While Mission leaders are still hopeful a deal can be struck — even if it comes after the deadline — the nonprofit health care system has announced a plan to help patients through the transition. According to a press release from Mission, the transition plan will cover everyone with BCBSNC insurance coverage, including consumers with commercial insurance coverage and Medicare Advantage plans.
Mission CEO Dr. Ron Paulus has said Mission is willing to continue negotiations with BCBS even though Mission sent a letter to the insurance provider in early July saying its intent to terminate its contract in October. However, Paulus said BCBS wouldn’t even discuss the contract with Mission until after it expires on Oct. 5 per corporate policy.
The absence of Mission Health hospitals and physicians from BCBSNC’s network may have serious financial, logistical and clinical access impacts on consumers who need vital healthcare services. It will also affect the many self-insured employers who pay for their employees’ and dependents’ care expecting access to Mission providers.
“Now that we know BCBSNC’s final decision is to refuse to even speak with Mission, we are completing plans and associated logistics for this important transition,” said Paul McDowell, deputy chief financial officer for Mission Health. “Mission Health is committed to helping consumers through this difficult change to the degree humanly possible, and we will have the final details worked out in the next few weeks.”
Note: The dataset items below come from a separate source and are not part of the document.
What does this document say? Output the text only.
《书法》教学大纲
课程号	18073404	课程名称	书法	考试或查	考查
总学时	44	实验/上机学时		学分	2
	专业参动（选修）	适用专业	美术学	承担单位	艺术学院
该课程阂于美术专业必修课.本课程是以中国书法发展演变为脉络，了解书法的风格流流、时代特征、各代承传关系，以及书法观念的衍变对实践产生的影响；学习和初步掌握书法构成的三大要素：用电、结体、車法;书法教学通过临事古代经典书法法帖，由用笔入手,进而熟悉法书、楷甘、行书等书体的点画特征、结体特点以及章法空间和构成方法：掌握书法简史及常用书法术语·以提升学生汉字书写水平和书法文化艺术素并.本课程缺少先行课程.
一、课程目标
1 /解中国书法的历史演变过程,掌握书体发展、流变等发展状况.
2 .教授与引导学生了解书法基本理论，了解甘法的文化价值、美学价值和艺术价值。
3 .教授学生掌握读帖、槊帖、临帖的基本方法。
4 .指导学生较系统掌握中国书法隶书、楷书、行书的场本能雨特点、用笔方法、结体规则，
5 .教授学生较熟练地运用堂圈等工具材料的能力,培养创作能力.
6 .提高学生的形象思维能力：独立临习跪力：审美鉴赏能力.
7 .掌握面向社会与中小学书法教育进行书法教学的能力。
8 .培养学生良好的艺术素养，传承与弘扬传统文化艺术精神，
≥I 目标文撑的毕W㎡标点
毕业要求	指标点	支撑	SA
State law prohibits BCBSNC from financially penalizing fully insured patients when a participating provider is not available without unreasonable delay. Because Mission is the only provider of certain services within the region, including but not limited to some heart surgical services, pediatric specialty services, certain high-risk maternity services and others, Mission will be assisting impacted patients to make full use of this important law’s consumer protections. Unfortunately, the law does not apply to consumers with self-funded employer coverage.
To reduce harm to consumers, Mission will provide a prompt payment discount to the balance of a patient’s bill after taking into account the patient’s personal financial responsibility. That discount will be applied when patients send their explanation of benefits (EOB) and any check received from BCBSNC to Mission Health within 10 days.
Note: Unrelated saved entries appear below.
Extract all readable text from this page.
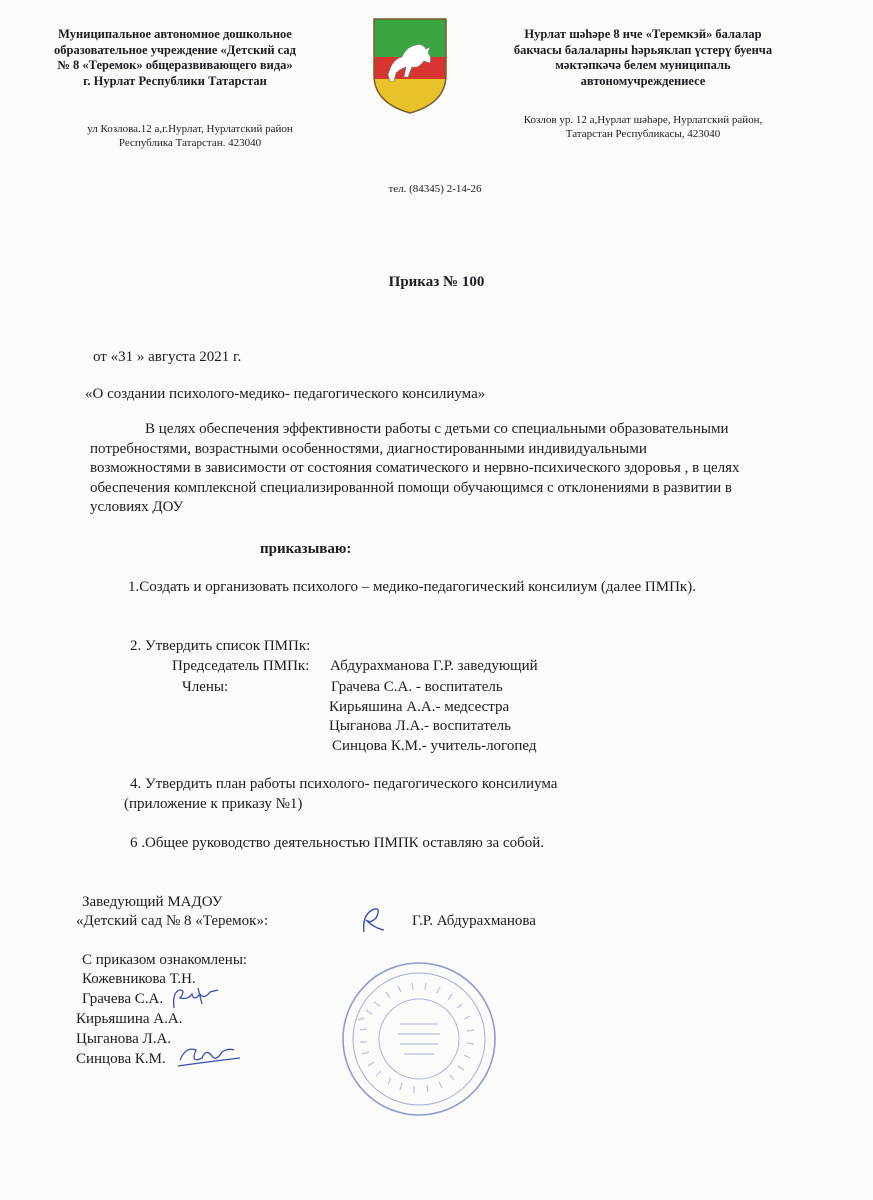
Муниципальное автономное дошкольное
образовательное учреждение «Детский сад
№ 8 «Теремок» общеразвивающего вида»
г. Нурлат Республики Татарстан
Нурлат шәһәре 8 нче «Теремкэй» балалар
бакчасы балаларны һәрьяклап үстерү буенча
мәктәпкәчә белем муниципаль
автономучреждениесе
ул Козлова.12 а,г.Нурлат, Нурлатский район
Республика Татарстан. 423040
Козлов ур. 12 а,Нурлат шәһәре, Нурлатский район,
Татарстан Республикасы, 423040
тел. (84345) 2-14-26
Приказ № 100
от «31 » августа 2021 г.
«О создании психолого-медико- педагогического консилиума»
В целях обеспечения эффективности работы с детьми со специальными образовательными
потребностями, возрастными особенностями, диагностированными индивидуальными
возможностями в зависимости от состояния соматического и нервно-психического здоровья , в целях
обеспечения комплексной специализированной помощи обучающимся с отклонениями в развитии в
условиях ДОУ
приказываю:
1.Создать и организовать психолого – медико-педагогический консилиум (далее ПМПк).
2. Утвердить список ПМПк:
Председатель ПМПк: Абдурахманова Г.Р. заведующий
Члены:	Грачева С.А. - воспитатель
Кирьяшина А.А.- медсестра
Цыганова Л.А.- воспитатель
Синцова К.М.- учитель-логопед
4. Утвердить план работы психолого- педагогического консилиума
(приложение к приказу №1)
6 .Общее руководство деятельностью ПМПК оставляю за собой.
Заведующий МАДОУ
«Детский сад № 8 «Теремок»:	Г.Р. Абдурахманова
С приказом ознакомлены:
Кожевникова Т.Н.
Грачева С.А.
Кирьяшина А.А.
Цыганова Л.А.
Синцова К.М.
Paulus said this process is designed to manage the possibility of BCBC sending benefit payments directly to the patient rather than to Mission Health as the service provider. While that practice is already illegal in the majority of states in America, Paulus said it’s something that BCBSNC has routinely threatened to do.
“While we are helping employers through this transition, BCBSNC can help their customers by honoring each patient’s assignment of benefits election,” said McDowell. “There’s no reason whatsoever for BCBSNC to send checks to patients once Mission Health is out of network — other than trying to harm Mission and unduly worry consumers. Burdening sick or injured individuals and their families who are under duress with the myriad complexities of medical billing and asking them to sort through BCBSNC’s nearly impossible to understand reimbursement methods is simply wrong.”
Employers who provider BCBS insurance for their employees will have to decide whether to continue their plan with BCBS and lose in-network access or look for another provider that is still in-network. Mission recently renewed contracts with Cigna and Aetna and now offers its own employer group policies through Healthy State.
Mission Health will work collaboratively with any employer considering a switch from BCBSNC to another insurer to make the transition as easy and seamless as possible for them and for their employees.
“This is a sad situation. Not only do we wish this issue didn’t exist at all, we also wish it was simple; but it’s very complicated,” McDowell said. “Mission will do everything it can, within the boundaries of the law and an employer’s benefit plan, to ease this unnecessary transition burden on consumers.”